Russell Wilson is putting the Seahawks on the clock.
The quarterback, who is entering his eighth season, gave Seattle an April 15 deadline to complete negotiations on a new deal, according to a report from the Seattle Times.
Wilson has just one year remaining on his current four-year, $87.6 million contract, and wants to pen an extension before the team starts its official offseason workout program on the 15.
The request comes months after Wilson said he would be fine playing through 2019 without a new contract.
“Oh, yeah, if that’s what I’ve got to do,’’ Wilson said the day after the season ended. “It’s business and everything else and I know essentially after this season I could potentially be a free agent, that kind of thing. I don’t think that way — I see myself being in Seattle. I love Seattle, special place for me. I also understand it’s a business world and everything else.”
Wilson signed his current deal the day Seahawks’ training camp opened in 2015 after coming to an agreement the night before.
The six-time Pro Bowl player might be taking this down to the wire, again, but he expects a big pay day.
Wilson recently said he could see his new deal surpassing the record-setting one Aaron Rodgers penned with the Packers in 2018.
“There’s a great potential in that,” Wilson said on the Jimmy Fallon Show. “We’ll see what happens.”

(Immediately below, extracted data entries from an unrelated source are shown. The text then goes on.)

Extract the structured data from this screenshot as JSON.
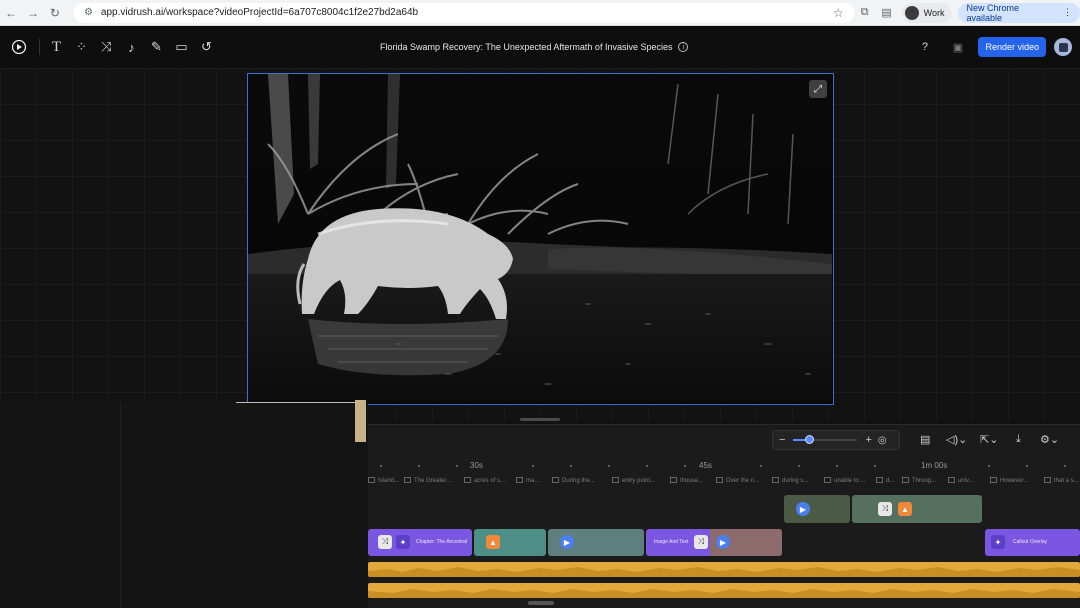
{
  "browser": {
    "url": "app.vidrush.ai/workspace?videoProjectId=6a707c8004c1f2e27bd2a64b",
    "profile_label": "Work",
    "update_label": "New Chrome available"
  },
  "app": {
    "title": "Florida Swamp Recovery: The Unexpected Aftermath of Invasive Species",
    "render_label": "Render video",
    "toolbar_icons": [
      "logo-icon",
      "text-icon",
      "elements-icon",
      "transition-icon",
      "music-icon",
      "magic-icon",
      "folder-icon",
      "history-icon"
    ]
  },
  "timeline": {
    "ruler_labels": [
      "30s",
      "45s",
      "1m 00s"
    ],
    "captions": [
      "Island...",
      "The Greater...",
      "acres of s...",
      "ma...",
      "During the...",
      "entry point...",
      "thouse...",
      "Over the n...",
      "during s...",
      "unable to ...",
      "d...",
      "Throug...",
      "univ...",
      "However...",
      "that a s..."
    ],
    "clips": {
      "chapter_label": "Chapter: The Ancestral",
      "image_text_label": "Image And Text",
      "callout_label": "Callout Overlay"
    }
  },
  "colors": {
    "accent": "#2563eb",
    "clip_purple": "#7b56e0",
    "audio": "#e3a83a",
    "selection": "#3d6fd8"
  }
}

He joked: “It’s not like it’s gonna make me feel bad.”
Coach Pete Carroll was vague when he addressed how the talks were progressing last week at the NFL annual meetings.

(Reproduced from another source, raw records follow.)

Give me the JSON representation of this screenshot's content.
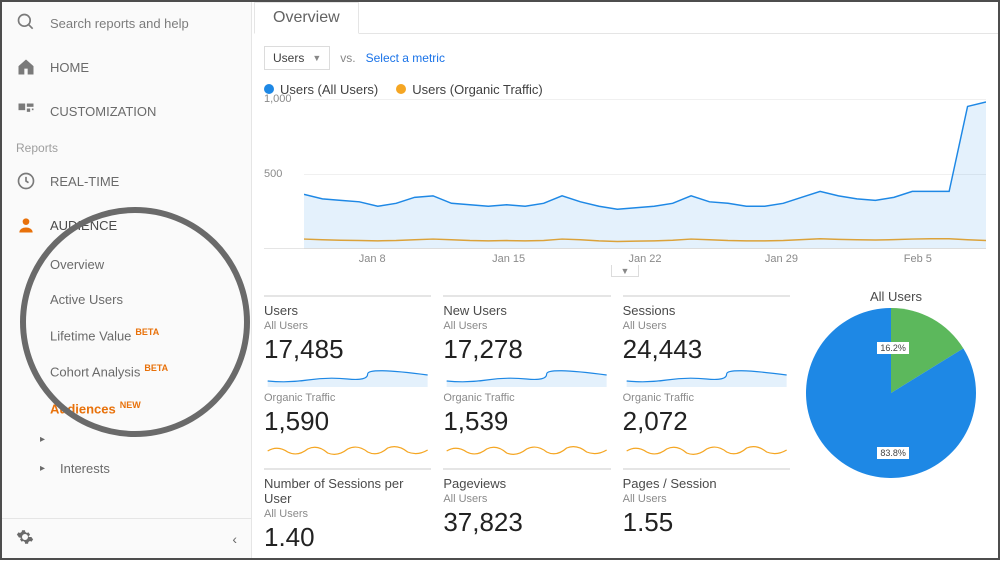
{
  "search": {
    "placeholder": "Search reports and help"
  },
  "sidebar": {
    "home": "HOME",
    "customization": "CUSTOMIZATION",
    "reports_label": "Reports",
    "realtime": "REAL-TIME",
    "audience": "AUDIENCE",
    "items": [
      {
        "label": "Overview"
      },
      {
        "label": "Active Users"
      },
      {
        "label": "Lifetime Value",
        "badge": "BETA"
      },
      {
        "label": "Cohort Analysis",
        "badge": "BETA"
      },
      {
        "label": "Audiences",
        "badge": "NEW",
        "active": true
      }
    ],
    "interests": "Interests"
  },
  "tab": "Overview",
  "controls": {
    "metric_dropdown": "Users",
    "vs": "vs.",
    "select_metric": "Select a metric"
  },
  "legend": {
    "series_a": "Users (All Users)",
    "series_b": "Users (Organic Traffic)"
  },
  "chart_data": {
    "type": "line",
    "ylim": [
      0,
      1000
    ],
    "yticks": [
      1000,
      500
    ],
    "x_labels": [
      "Jan 8",
      "Jan 15",
      "Jan 22",
      "Jan 29",
      "Feb 5"
    ],
    "series": [
      {
        "name": "Users (All Users)",
        "color": "#1e88e5",
        "values": [
          360,
          330,
          320,
          310,
          280,
          300,
          340,
          350,
          300,
          290,
          280,
          290,
          280,
          300,
          350,
          310,
          280,
          260,
          270,
          280,
          300,
          350,
          310,
          300,
          280,
          280,
          300,
          340,
          380,
          350,
          330,
          320,
          340,
          380,
          380,
          380,
          950,
          980
        ]
      },
      {
        "name": "Users (Organic Traffic)",
        "color": "#f5a623",
        "values": [
          60,
          55,
          52,
          50,
          48,
          50,
          55,
          60,
          55,
          50,
          48,
          50,
          48,
          50,
          60,
          55,
          48,
          44,
          46,
          48,
          52,
          60,
          55,
          50,
          48,
          48,
          50,
          56,
          62,
          58,
          55,
          54,
          56,
          60,
          62,
          62,
          55,
          50
        ]
      }
    ]
  },
  "cards": [
    {
      "title": "Users",
      "all_label": "All Users",
      "all_value": "17,485",
      "org_label": "Organic Traffic",
      "org_value": "1,590"
    },
    {
      "title": "New Users",
      "all_label": "All Users",
      "all_value": "17,278",
      "org_label": "Organic Traffic",
      "org_value": "1,539"
    },
    {
      "title": "Sessions",
      "all_label": "All Users",
      "all_value": "24,443",
      "org_label": "Organic Traffic",
      "org_value": "2,072"
    },
    {
      "title": "Number of Sessions per User",
      "all_label": "All Users",
      "all_value": "1.40"
    },
    {
      "title": "Pageviews",
      "all_label": "All Users",
      "all_value": "37,823"
    },
    {
      "title": "Pages / Session",
      "all_label": "All Users",
      "all_value": "1.55"
    }
  ],
  "pie": {
    "title": "All Users",
    "slice_a": 83.8,
    "slice_b": 16.2,
    "label_a": "83.8%",
    "label_b": "16.2%",
    "color_a": "#1e88e5",
    "color_b": "#5cb85c"
  },
  "yticks": {
    "a": "1,000",
    "b": "500"
  }
}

“We’ve been in communication, sure,” Carroll said. “It’s very topical, we’re on it.”
Wilson, 30, led the Seahawks to a Super Bowl 48 victory and a repeat appearance in the championship game the following season.

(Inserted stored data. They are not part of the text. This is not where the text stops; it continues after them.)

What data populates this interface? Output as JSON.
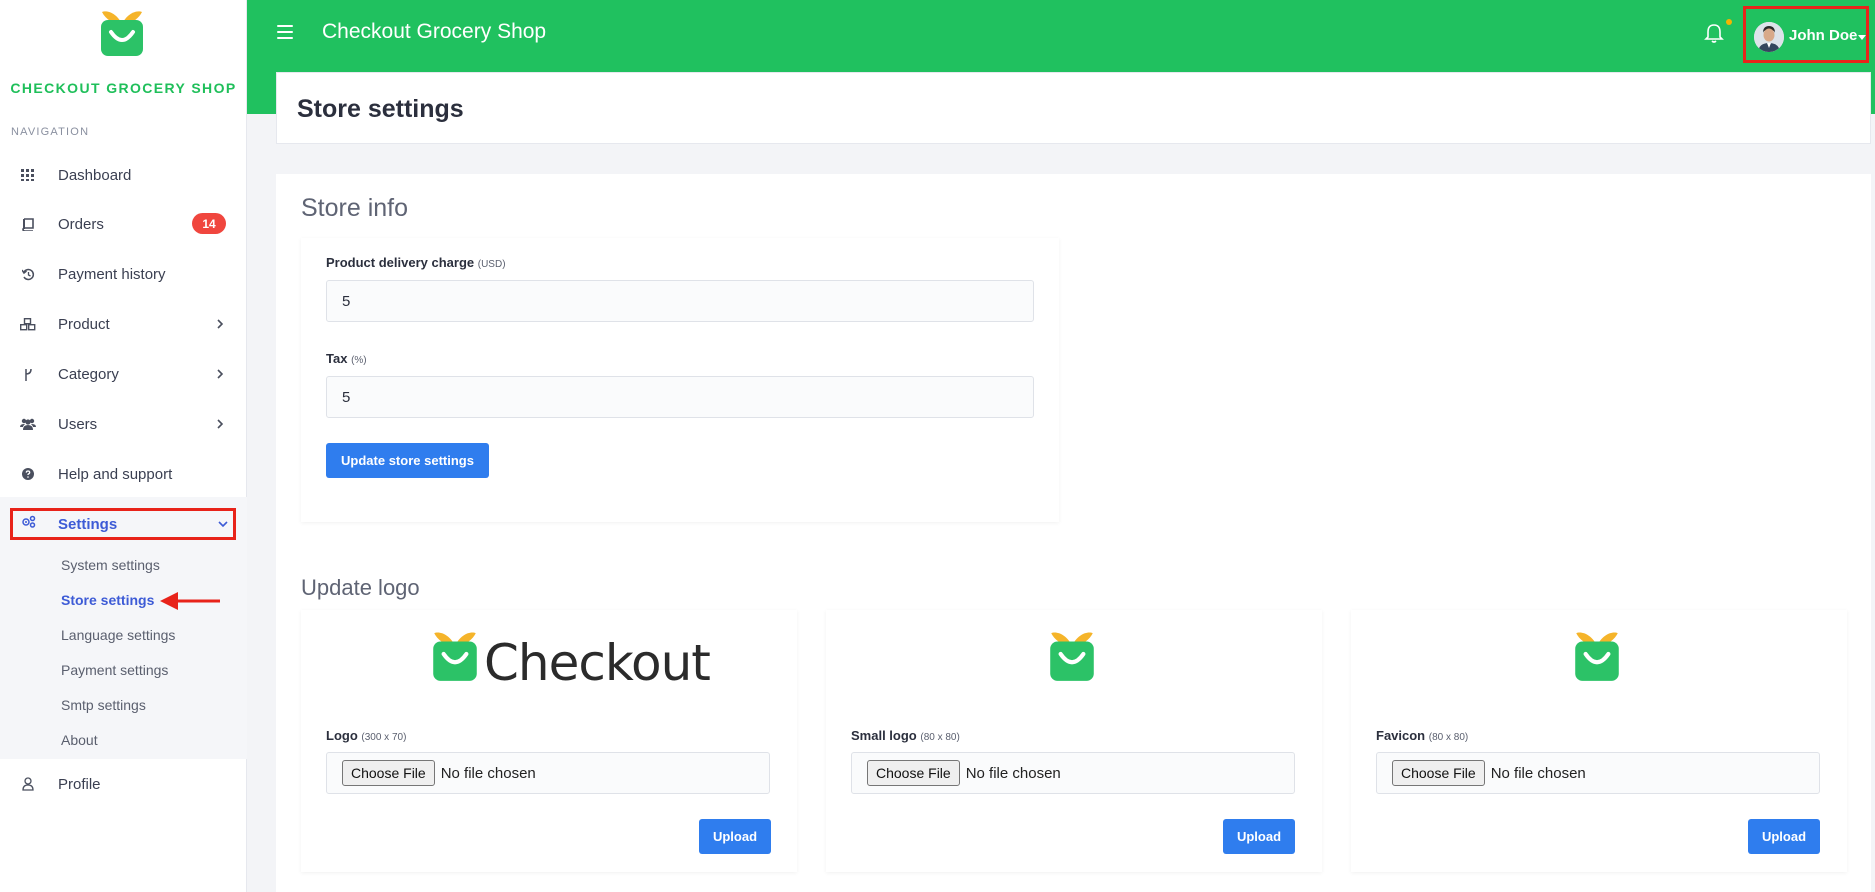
{
  "sidebar": {
    "brand_name": "CHECKOUT GROCERY SHOP",
    "nav_caption": "NAVIGATION",
    "items": [
      {
        "label": "Dashboard",
        "icon": "grid-icon"
      },
      {
        "label": "Orders",
        "icon": "book-icon",
        "badge": "14"
      },
      {
        "label": "Payment history",
        "icon": "history-icon"
      },
      {
        "label": "Product",
        "icon": "cubes-icon"
      },
      {
        "label": "Category",
        "icon": "branch-icon"
      },
      {
        "label": "Users",
        "icon": "users-icon"
      },
      {
        "label": "Help and support",
        "icon": "question-circle-icon"
      },
      {
        "label": "Settings",
        "icon": "gears-icon"
      },
      {
        "label": "Profile",
        "icon": "user-icon"
      }
    ],
    "settings_sub": [
      "System settings",
      "Store settings",
      "Language settings",
      "Payment settings",
      "Smtp settings",
      "About"
    ]
  },
  "topbar": {
    "title": "Checkout Grocery Shop",
    "user_name": "John Doe"
  },
  "page": {
    "title": "Store settings"
  },
  "store_info": {
    "title": "Store info",
    "delivery_label": "Product delivery charge",
    "delivery_unit": "(USD)",
    "delivery_value": "5",
    "tax_label": "Tax",
    "tax_unit": "(%)",
    "tax_value": "5",
    "update_button": "Update store settings"
  },
  "update_logo": {
    "title": "Update logo",
    "logo_word": "Checkout",
    "cards": [
      {
        "label": "Logo",
        "size": "(300 x 70)",
        "choose": "Choose File",
        "status": "No file chosen",
        "upload": "Upload"
      },
      {
        "label": "Small logo",
        "size": "(80 x 80)",
        "choose": "Choose File",
        "status": "No file chosen",
        "upload": "Upload"
      },
      {
        "label": "Favicon",
        "size": "(80 x 80)",
        "choose": "Choose File",
        "status": "No file chosen",
        "upload": "Upload"
      }
    ]
  },
  "colors": {
    "brand_green": "#20c15f",
    "accent_blue": "#2f7dee",
    "active_blue": "#3d5bd6",
    "badge_red": "#f0463e",
    "highlight_red": "#e8231a"
  }
}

The former third-round draft pick has set a number of NFL records and a long list of franchise records through seven season. Wilson has a career 64.2 regular-season completion rate with 25,624 yards and 196 touchdowns. He has the most regular season wins by any quarterback in their first seven seasons (75) and has the second highest career passer rating with a minimum 1,500 attempts (100.1) — trailing Rodgers.